STICK your heid in a spool for a minute and I’ll rewind you back to the 1980s. Mind you, the winding and rewinding of cassettes was never an exact science so we may have to make a few stops along the way. That was one of the maddening things about cassettes which made us all convert to CDs in the 1990s.

But, in 2019, the blasted tapes were back, fuelled by our insatiable quest for nostalgia. Indeed, last week, it was reported that auction sales of punk memorabilia were also going through the roof.

It’s not clear whether people are buying cassettes to listen to them or just to look at them while holding a glass of wine and a cigar. And the sales needn’t be over-hyped. According to the British Phonographic Industry (a nostalgic sounding title in itself), 80,404 cassettes were purchased last year. That compares to 83 million in 1989.

But, still, there’s something comforting in keeping old technology alive. It’s kinda steam-punk, I guess, and maybe also two fingers to the clinical, squeaky-clean stuff that streams onto our computers today.

I remain a CD man myself, distrusting the virtual world of the ether, where everything is nothing.


DISAPPOINTING figures about drinking at both the BBC and the House of Commons emerged this week, with observers suggesting the inmates of both institutions weren’t imbibing enough.

In the Commons, a total of £1.2 million was spent on booze between 2017 and 2019, down from £1.7 million in 2015-16. Not only that but more was spent on beer and lager than on wine and champagne, reflecting the trend whereby politicians of all parties are now trying to pretend they’re working class.

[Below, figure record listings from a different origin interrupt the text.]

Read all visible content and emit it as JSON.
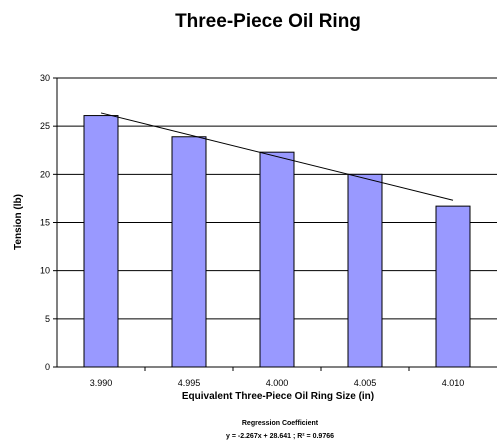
{
  "chart_data": {
    "type": "bar",
    "title": "Three-Piece Oil Ring",
    "xlabel": "Equivalent Three-Piece Oil Ring  Size (in)",
    "ylabel": "Tension (lb)",
    "categories": [
      "3.990",
      "4.995",
      "4.000",
      "4.005",
      "4.010"
    ],
    "values": [
      26.1,
      23.9,
      22.3,
      20.0,
      16.7
    ],
    "ylim": [
      0,
      30
    ],
    "yticks": [
      0,
      5,
      10,
      15,
      20,
      25,
      30
    ],
    "grid": true,
    "bar_color": "#9999ff",
    "bar_stroke": "#000000",
    "trendline": {
      "type": "linear",
      "slope": -2.267,
      "intercept": 28.641,
      "r2": 0.9766
    },
    "annotation": {
      "heading": "Regression Coefficient",
      "equation": "y = -2.267x + 28.641 ; R² = 0.9766"
    }
  }
}
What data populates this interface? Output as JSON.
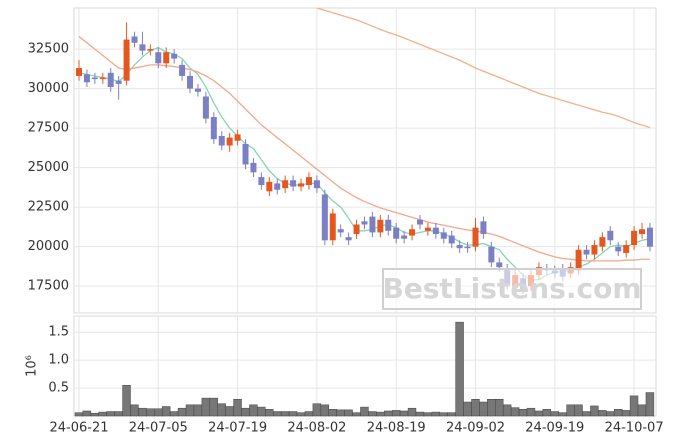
{
  "chart_data": [
    {
      "type": "candlestick",
      "categories": [
        "24-06-21",
        null,
        null,
        null,
        null,
        null,
        null,
        null,
        null,
        null,
        "24-07-05",
        null,
        null,
        null,
        null,
        null,
        null,
        null,
        null,
        null,
        "24-07-19",
        null,
        null,
        null,
        null,
        null,
        null,
        null,
        null,
        null,
        "24-08-02",
        null,
        null,
        null,
        null,
        null,
        null,
        null,
        null,
        null,
        "24-08-19",
        null,
        null,
        null,
        null,
        null,
        null,
        null,
        null,
        null,
        "24-09-02",
        null,
        null,
        null,
        null,
        null,
        null,
        null,
        null,
        null,
        "24-09-19",
        null,
        null,
        null,
        null,
        null,
        null,
        null,
        null,
        null,
        "24-10-07",
        null,
        null
      ],
      "open": [
        30800,
        30900,
        30700,
        30600,
        31000,
        30500,
        30500,
        33300,
        32800,
        32400,
        32300,
        31600,
        32200,
        31500,
        30800,
        30000,
        29500,
        28200,
        27000,
        26400,
        26700,
        26500,
        25300,
        24400,
        23500,
        24000,
        23700,
        24200,
        23800,
        23900,
        24200,
        23300,
        20400,
        21100,
        20600,
        20800,
        21600,
        21900,
        20900,
        21700,
        21200,
        20700,
        20700,
        21700,
        21000,
        21200,
        20900,
        20700,
        20100,
        20000,
        20000,
        21600,
        20000,
        19000,
        18600,
        17400,
        18000,
        17500,
        18200,
        18600,
        18500,
        18600,
        18300,
        18500,
        19800,
        19500,
        20000,
        21000,
        20000,
        19600,
        20100,
        20800,
        21200
      ],
      "high": [
        31800,
        31200,
        31000,
        31000,
        31300,
        30800,
        34200,
        33600,
        33600,
        32800,
        32600,
        32600,
        32500,
        31800,
        31100,
        30300,
        29800,
        28500,
        27300,
        27200,
        27400,
        26800,
        25600,
        24700,
        24400,
        24300,
        24500,
        24500,
        24300,
        24700,
        24500,
        23600,
        22400,
        21400,
        20900,
        21700,
        21900,
        22200,
        22000,
        22000,
        21500,
        21000,
        21400,
        22000,
        21500,
        21500,
        21200,
        21000,
        20400,
        20300,
        21800,
        21900,
        20300,
        19300,
        18900,
        18500,
        18300,
        18500,
        19000,
        18900,
        18800,
        18900,
        19000,
        20100,
        20100,
        20400,
        20900,
        21300,
        20300,
        20400,
        21300,
        21500,
        21500
      ],
      "low": [
        30500,
        30100,
        30300,
        30300,
        29800,
        29300,
        30200,
        32600,
        32100,
        32100,
        31300,
        31300,
        31600,
        30500,
        29700,
        29500,
        27800,
        26500,
        26100,
        26000,
        26400,
        24900,
        24400,
        23600,
        23200,
        23300,
        23400,
        23500,
        23500,
        23600,
        23400,
        20100,
        20100,
        20600,
        20100,
        20500,
        21100,
        20600,
        20600,
        20700,
        20200,
        20200,
        20400,
        21100,
        20700,
        20500,
        20200,
        19900,
        19600,
        19600,
        19700,
        20500,
        18700,
        18400,
        17300,
        17100,
        17000,
        17200,
        17900,
        18200,
        18000,
        17800,
        18000,
        18200,
        19200,
        19200,
        19700,
        20100,
        19400,
        19300,
        19800,
        20500,
        19700
      ],
      "close": [
        31300,
        30400,
        30600,
        30700,
        30100,
        30300,
        33100,
        32900,
        32400,
        32500,
        31600,
        32300,
        31900,
        30800,
        30000,
        29800,
        28100,
        26800,
        26400,
        26900,
        27100,
        25200,
        24700,
        23900,
        24100,
        23600,
        24200,
        23800,
        24000,
        24400,
        23700,
        20400,
        22100,
        20900,
        20400,
        21400,
        21400,
        20900,
        21700,
        21000,
        20500,
        20500,
        21100,
        21400,
        21200,
        20800,
        20500,
        20200,
        19900,
        19900,
        21200,
        20800,
        19000,
        18700,
        17600,
        18200,
        17300,
        18200,
        18700,
        18500,
        18300,
        18100,
        18700,
        19800,
        19500,
        20100,
        20600,
        20400,
        19700,
        20100,
        21000,
        21100,
        20000
      ],
      "up_color": "#e4581f",
      "down_color": "#7b7fc4",
      "lines": [
        {
          "color": "#86d5b4",
          "values": [
            31000,
            30900,
            30800,
            30700,
            30600,
            30450,
            30900,
            31500,
            32000,
            32400,
            32600,
            32300,
            32200,
            31900,
            31300,
            30900,
            30100,
            29100,
            28200,
            27500,
            27000,
            26500,
            26200,
            25500,
            24800,
            24300,
            24000,
            23900,
            23900,
            24000,
            24000,
            23400,
            22900,
            22500,
            21800,
            21000,
            21000,
            21100,
            21300,
            21400,
            21200,
            20900,
            20800,
            20900,
            21000,
            21000,
            20800,
            20600,
            20300,
            20100,
            20100,
            20200,
            20000,
            19800,
            19200,
            18700,
            18200,
            17900,
            17900,
            18200,
            18400,
            18400,
            18500,
            18700,
            18900,
            19200,
            19600,
            20000,
            20100,
            20000,
            20200,
            20400,
            20500
          ]
        },
        {
          "color": "#f0a88c",
          "values": [
            33300,
            32900,
            32500,
            32100,
            31700,
            31300,
            31200,
            31300,
            31400,
            31500,
            31500,
            31450,
            31400,
            31300,
            31200,
            31050,
            30800,
            30500,
            30100,
            29700,
            29200,
            28700,
            28200,
            27700,
            27300,
            26900,
            26500,
            26100,
            25700,
            25300,
            24900,
            24500,
            24100,
            23700,
            23400,
            23100,
            22850,
            22650,
            22450,
            22300,
            22150,
            22000,
            21850,
            21700,
            21550,
            21450,
            21350,
            21250,
            21150,
            21050,
            21000,
            20900,
            20800,
            20650,
            20450,
            20250,
            20050,
            19850,
            19650,
            19500,
            19350,
            19250,
            19200,
            19150,
            19100,
            19100,
            19100,
            19100,
            19100,
            19150,
            19150,
            19200,
            19200
          ]
        },
        {
          "color": "#f2b08a",
          "values": [
            null,
            null,
            null,
            null,
            null,
            null,
            null,
            null,
            null,
            null,
            null,
            null,
            null,
            null,
            null,
            null,
            null,
            null,
            null,
            null,
            null,
            null,
            null,
            null,
            null,
            null,
            null,
            null,
            null,
            null,
            35100,
            34950,
            34800,
            34650,
            34500,
            34350,
            34150,
            33950,
            33750,
            33550,
            33400,
            33200,
            33000,
            32800,
            32600,
            32400,
            32200,
            32000,
            31800,
            31550,
            31300,
            31100,
            30900,
            30700,
            30500,
            30300,
            30100,
            29900,
            29700,
            29550,
            29400,
            29250,
            29100,
            28950,
            28800,
            28650,
            28500,
            28400,
            28250,
            28050,
            27850,
            27700,
            27530
          ]
        }
      ],
      "ylim": [
        15800,
        35100
      ],
      "yticks": [
        17500,
        20000,
        22500,
        25000,
        27500,
        30000,
        32500
      ],
      "grid": true,
      "watermark": "BestListens.com"
    },
    {
      "type": "volume",
      "values": [
        0.06,
        0.09,
        0.05,
        0.07,
        0.08,
        0.08,
        0.55,
        0.2,
        0.14,
        0.13,
        0.13,
        0.17,
        0.08,
        0.14,
        0.2,
        0.2,
        0.32,
        0.32,
        0.22,
        0.17,
        0.3,
        0.14,
        0.2,
        0.16,
        0.12,
        0.08,
        0.08,
        0.08,
        0.06,
        0.08,
        0.22,
        0.2,
        0.12,
        0.11,
        0.11,
        0.06,
        0.16,
        0.08,
        0.07,
        0.09,
        0.1,
        0.09,
        0.14,
        0.07,
        0.06,
        0.07,
        0.06,
        0.06,
        1.68,
        0.25,
        0.3,
        0.25,
        0.3,
        0.3,
        0.2,
        0.15,
        0.12,
        0.14,
        0.09,
        0.12,
        0.08,
        0.06,
        0.2,
        0.2,
        0.08,
        0.18,
        0.1,
        0.08,
        0.12,
        0.1,
        0.36,
        0.2,
        0.42
      ],
      "color": "#777777",
      "ylabel": "10⁶",
      "ylim": [
        0,
        1.79
      ],
      "yticks": [
        0.5,
        {
          "value": 1,
          "label": "1.0"
        },
        1.5
      ],
      "grid": true
    }
  ]
}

No such problem at the bourgeois BBC, HQ of the trendy metropolitan elite, where spending on prosecco and other sparkling wine doubled in the year to March 20219, a trend confirming that the controversial institution is now completely dominated by women.

That said, the total bill for alcohol was only £24,700, which is less than most of us spend on a typical Saturday night out in Glasgow.

It’s frankly disturbing to learn that our annual £154.50 licence fee is not being put to good use by our broadcasters, particularly when it is being squandered on prosecco which, in my experience, has to be drunk by the crate before you even start to cheer up and look for a fight.


THE headline in The Daily Star said it all: “25,000 idiots in London!” You say: “That sounds like a right under-estimate, ken?”

Well, maybe. But it is the number that made stupid, time-wasting 999 calls last year. One woman rang up to complain that her chippie had sent her three saveloy and chips, when she had only ordered one.

Then there was the man who rang up to ask what the time was, and another fellow who complained that the biscuits he’d just bought were past their sell-by date.

Thus our fellow man. According to the Metropolitan Police, many of the 25,000 calls were pranks, which is deplorable when it means serious calls can’t be taken.

I was going to suggest establishing separate dedicated numbers for saveloy (a highly seasoned sausage, my researchers tell me) and biscuit emergencies, but we already have one for the time and that didn’t stop one clot ringing 999.

The number for the time, by the way, remains 123. It’s said that many young people have never heard of it. But they should try giving it a ring. I’ve just done so. It’s very educational, even if the woman never listens to a word you say.